You may have noticed that the last few newsletters were all about problems related to shared mental models.
This was a warm-up for this month's blog post about why I think shared mental models are the biggest hidden problem in tech biotech. (Link below.)
You also may notice that this week's blog has a more (ahem) conventional prose style.
It turns out writing with one sentence per paragraph is called "broetry" and I'm not sure how I feel about that.
So I'm going to try out multi-sentence paragraphs on the blog, while sticking to the broetry for these short, quick newsletters.
Finally, you may have noticed that I've been quietly experimenting with posting audio versions of a few of the newsletters.

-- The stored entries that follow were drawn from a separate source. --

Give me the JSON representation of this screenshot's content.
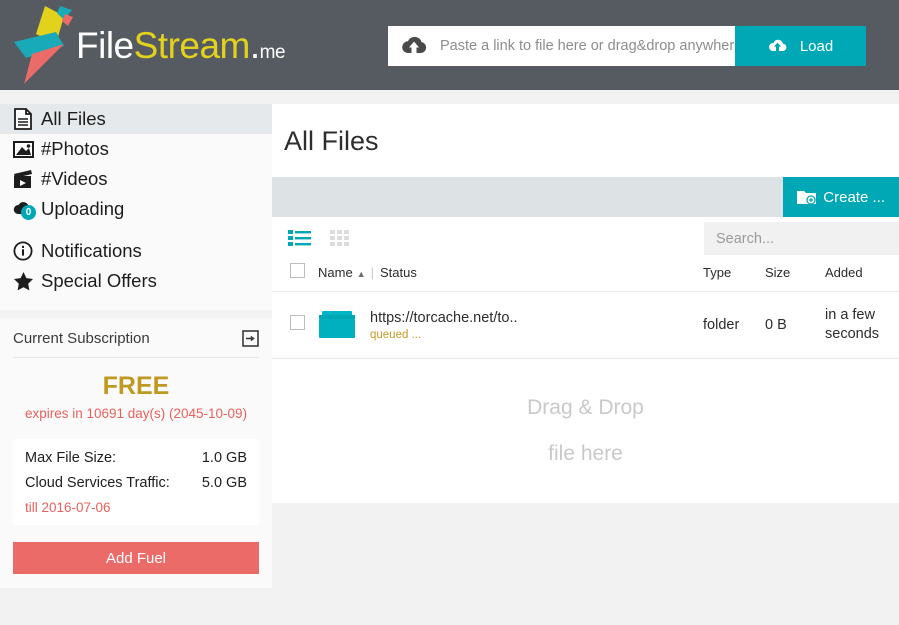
{
  "header": {
    "logo": {
      "icon": "parrot-logo-icon",
      "text_file": "File",
      "text_stream": "Stream",
      "text_dot": ".",
      "text_me": "me"
    },
    "load": {
      "input_placeholder": "Paste a link to file here or drag&drop anywhere",
      "input_value": "",
      "input_icon": "cloud-upload-icon",
      "button_label": "Load",
      "button_icon": "cloud-upload-icon"
    }
  },
  "sidebar": {
    "items": [
      {
        "label": "All Files",
        "icon": "document-icon",
        "active": true
      },
      {
        "label": "#Photos",
        "icon": "image-icon",
        "active": false
      },
      {
        "label": "#Videos",
        "icon": "film-clapper-icon",
        "active": false
      },
      {
        "label": "Uploading",
        "icon": "upload-cloud-icon",
        "active": false,
        "badge": "0"
      },
      {
        "label": "Notifications",
        "icon": "info-circle-icon",
        "active": false
      },
      {
        "label": "Special Offers",
        "icon": "star-icon",
        "active": false
      }
    ],
    "subscription": {
      "title": "Current Subscription",
      "exit_icon": "sign-out-icon",
      "plan": "FREE",
      "expires": "expires in 10691 day(s) (2045-10-09)",
      "quota": [
        {
          "label": "Max File Size:",
          "value": "1.0 GB"
        },
        {
          "label": "Cloud Services Traffic:",
          "value": "5.0 GB",
          "note": "till 2016-07-06"
        }
      ],
      "add_fuel_label": "Add Fuel"
    }
  },
  "main": {
    "title": "All Files",
    "create_button": {
      "label": "Create ...",
      "icon": "folder-add-icon"
    },
    "views": [
      {
        "name": "list-view-icon",
        "active": true
      },
      {
        "name": "grid-view-icon",
        "active": false
      }
    ],
    "search": {
      "placeholder": "Search...",
      "value": ""
    },
    "table": {
      "columns": [
        "Name",
        "Status",
        "Type",
        "Size",
        "Added"
      ],
      "sort_column": "Name",
      "sort_direction": "asc",
      "rows": [
        {
          "icon": "folder-icon",
          "name": "https://torcache.net/to..",
          "status": "queued ...",
          "type": "folder",
          "size": "0 B",
          "added": "in a few seconds"
        }
      ]
    },
    "dropzone": {
      "line1": "Drag & Drop",
      "line2": "file here"
    }
  },
  "colors": {
    "teal": "#00a7b5",
    "header_gray": "#555b60",
    "coral": "#ea6b68",
    "gold": "#bf9a23",
    "logo_yellow": "#e3d21c"
  }
}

Or rather, I was doing it quietly until I accidentally sent an email for one.
I haven't yet decided if I’ll keep doing it, but if you like the idea, let me know by commenting or send me an email, and that will increase the chances.
Here's this month's blog post: The Giant Hidden Problem Plaguing Tech Biotechs
Of you your longform three stages to resolve model collisions, "shared mental models as a lens to examine the interactions" seems very promising. Making cross-team activities (meetings, weekly reports, training, ...) optional is one way to assess the value of each. This does carry risk. Safer - quietly tracking rescheduled, cancelled, or poorly attended activities. These, in a group , could provide clues to divergent mental models.
Not wild about extended single sentence paragraphing, regardless of its name. Feels a bit powerpointy, which admittedly does have utility at times. The classic paragraph style: topic, support:logic, conclusion still works well for long form. With occasional departure, for impact.